A school district in Iowa used artificial intelligence to examine library books and help identify which contain sexually explicit material that needed to be removed from school property to comply with a new state law.
In May, Republican Iowa Gov. Kim Reynolds signed a parental rights bill, which requires all books in public school libraries describing sex acts be removed. The law took effect July 1.
To comply with the new law, the Mason City Community School District got creative and used artificial intelligence technology to sift through voluminous amounts of text and determine which books were subject to removal.
”Our classroom and school libraries have vast collections, consisting of texts purchased, donated and found. It is simply not feasible to read every book and filter for these new requirements,” Bridgette Exman, the district’s assistant superintendent of curriculum and instruction, told The Gazette.
Exman explained to Fox News Digital the district has nine school libraries and hundreds of classroom libraries for students, and Iowa’s new law put school systems on a tight schedule to comply.
“Iowa’s law was enacted with a very short timeline, signed by the governor at the end of May and effective July 1,” Exman told Fox in an email Thursday. “In addition, this law holds individual teachers and teacher librarians criminally liable for violations.
“This has created significant concerns among our teachers as we prepare to welcome students back next week. We needed an efficient and defensible way to identify which books may need to be removed from our collections due to (the law).”
The Mason City Community School District compiled lists of books commonly challenged in school districts, then separated books that were contested for reasons other than sexual content, Exman said.
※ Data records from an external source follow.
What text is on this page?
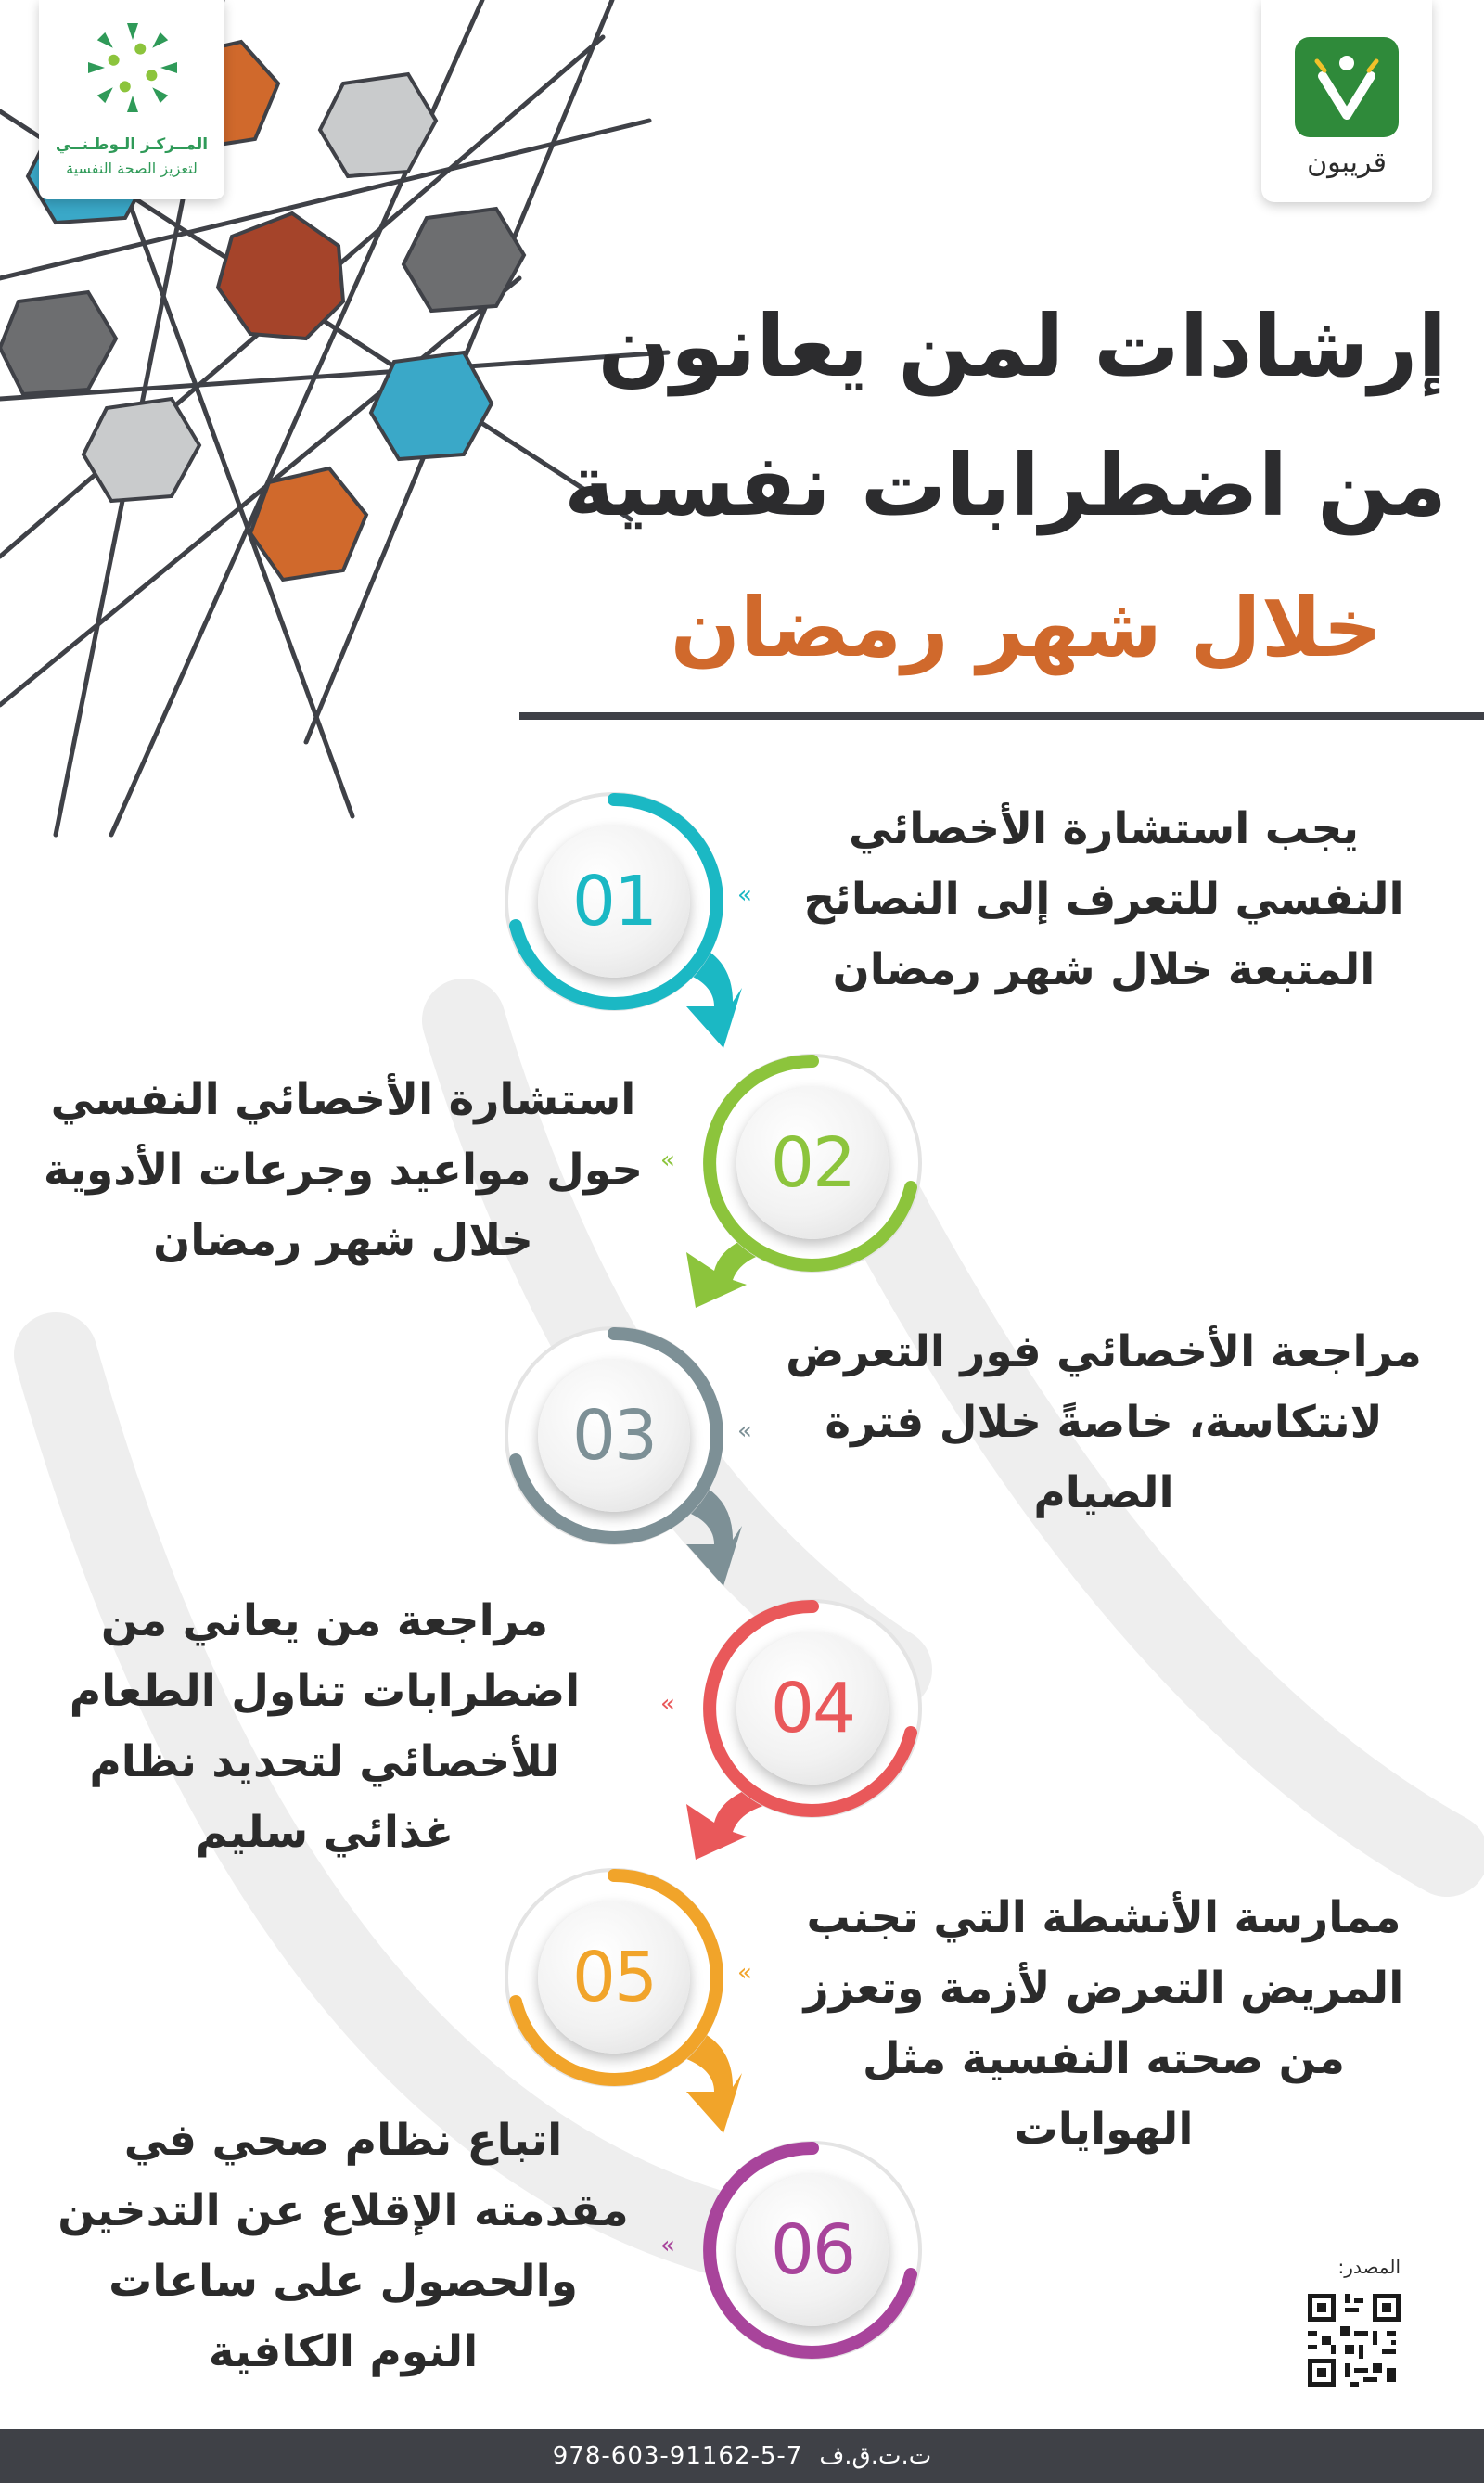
المــركـز الـوطـنــي
لتعزيز الصحة النفسية	قريبون
إرشادات لمن يعانون
من اضطرابات نفسية
خلال شهر رمضان
01	«
يجب استشارة الأخصائي
النفسي للتعرف إلى النصائح
المتبعة خلال شهر رمضان
02
«
استشارة الأخصائي النفسي
حول مواعيد وجرعات الأدوية
خلال شهر رمضان
03	«
مراجعة الأخصائي فور التعرض
لانتكاسة، خاصةً خلال فترة
الصيام
04
«
مراجعة من يعاني من
اضطرابات تناول الطعام
للأخصائي لتحديد نظام
غذائي سليم
05	«
ممارسة الأنشطة التي تجنب
المريض التعرض لأزمة وتعزز
من صحته النفسية مثل
الهوايات
06
«
اتباع نظام صحي في
مقدمته الإقلاع عن التدخين
والحصول على ساعات
النوم الكافية
المصدر:
978-603-91162-5-7 ت.ت.ق.ف
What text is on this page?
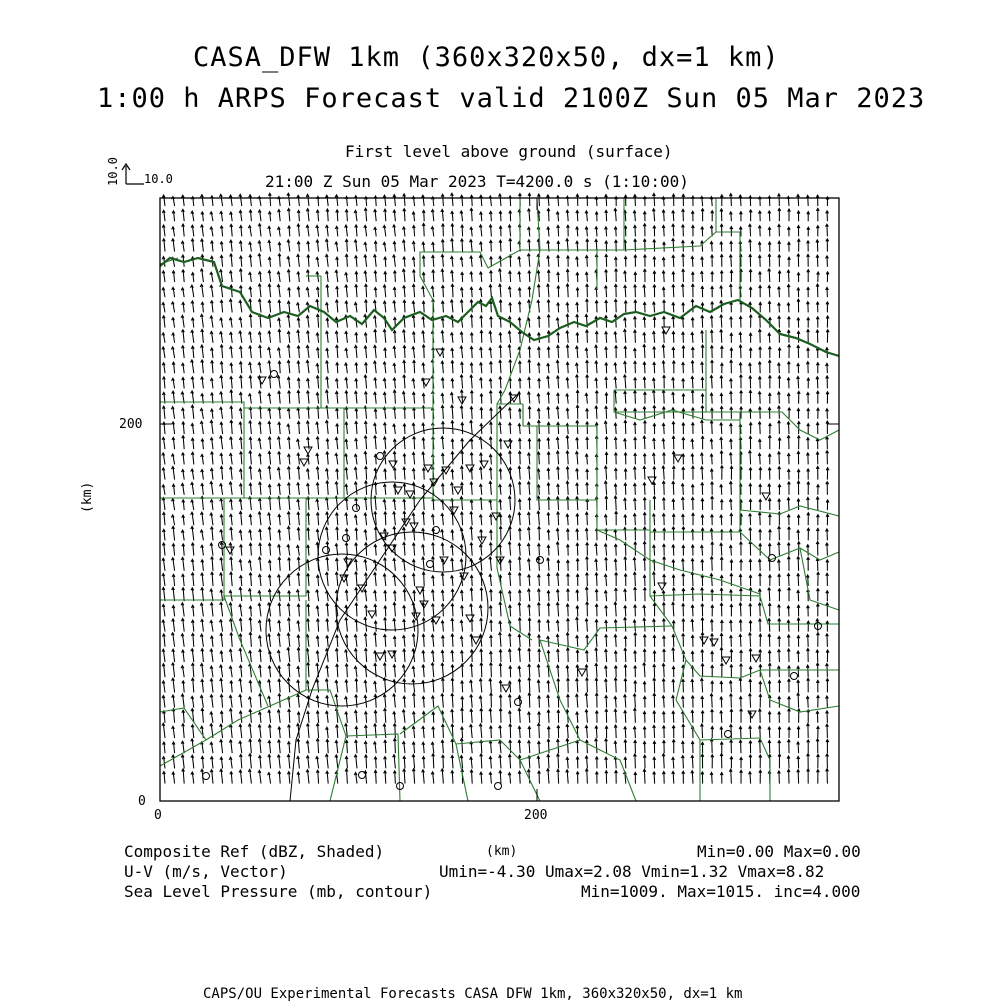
CASA_DFW 1km (360x320x50, dx=1 km)
1:00 h ARPS Forecast valid 2100Z Sun 05 Mar 2023
First level above ground (surface)
21:00 Z Sun 05 Mar 2023 T=4200.0 s (1:10:00)
10.0
10.0
(km)
(km)
200
0
0	200
Composite Ref (dBZ, Shaded)	Min=0.00 Max=0.00
U-V (m/s, Vector)	Umin=-4.30 Umax=2.08 Vmin=1.32 Vmax=8.82
Sea Level Pressure (mb, contour)	Min=1009. Max=1015. inc=4.000
CAPS/OU Experimental Forecasts CASA DFW 1km, 360x320x50, dx=1 km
“We searched the titles of that shortened list to identify which books are available through our school library collections. This narrowed our work down to just over 40 books,” she explained.
The district then used ChatGPT, OpenAI’s wildly popular chatbot that can mimic human conversation, and asked the system, “Does [book] contain a description of a sex act?” about each book.
“I specifically used the language of the law. I know others have asked similar questions, such as ‘do [these books] contain explicit content?’ and received different responses,” Exman said.
ChatGPT identified 19 books that contain a description of a sex act, including “Monday’s Not Coming” by Tiffany D. Jackson, “Nineteen Minutes” by Jodi Picoult, “The Handmaid’s Tale” by Margaret Atwood, “Beloved” by Toni Morrison and “Thirteen Reasons Why” by Jay Asher.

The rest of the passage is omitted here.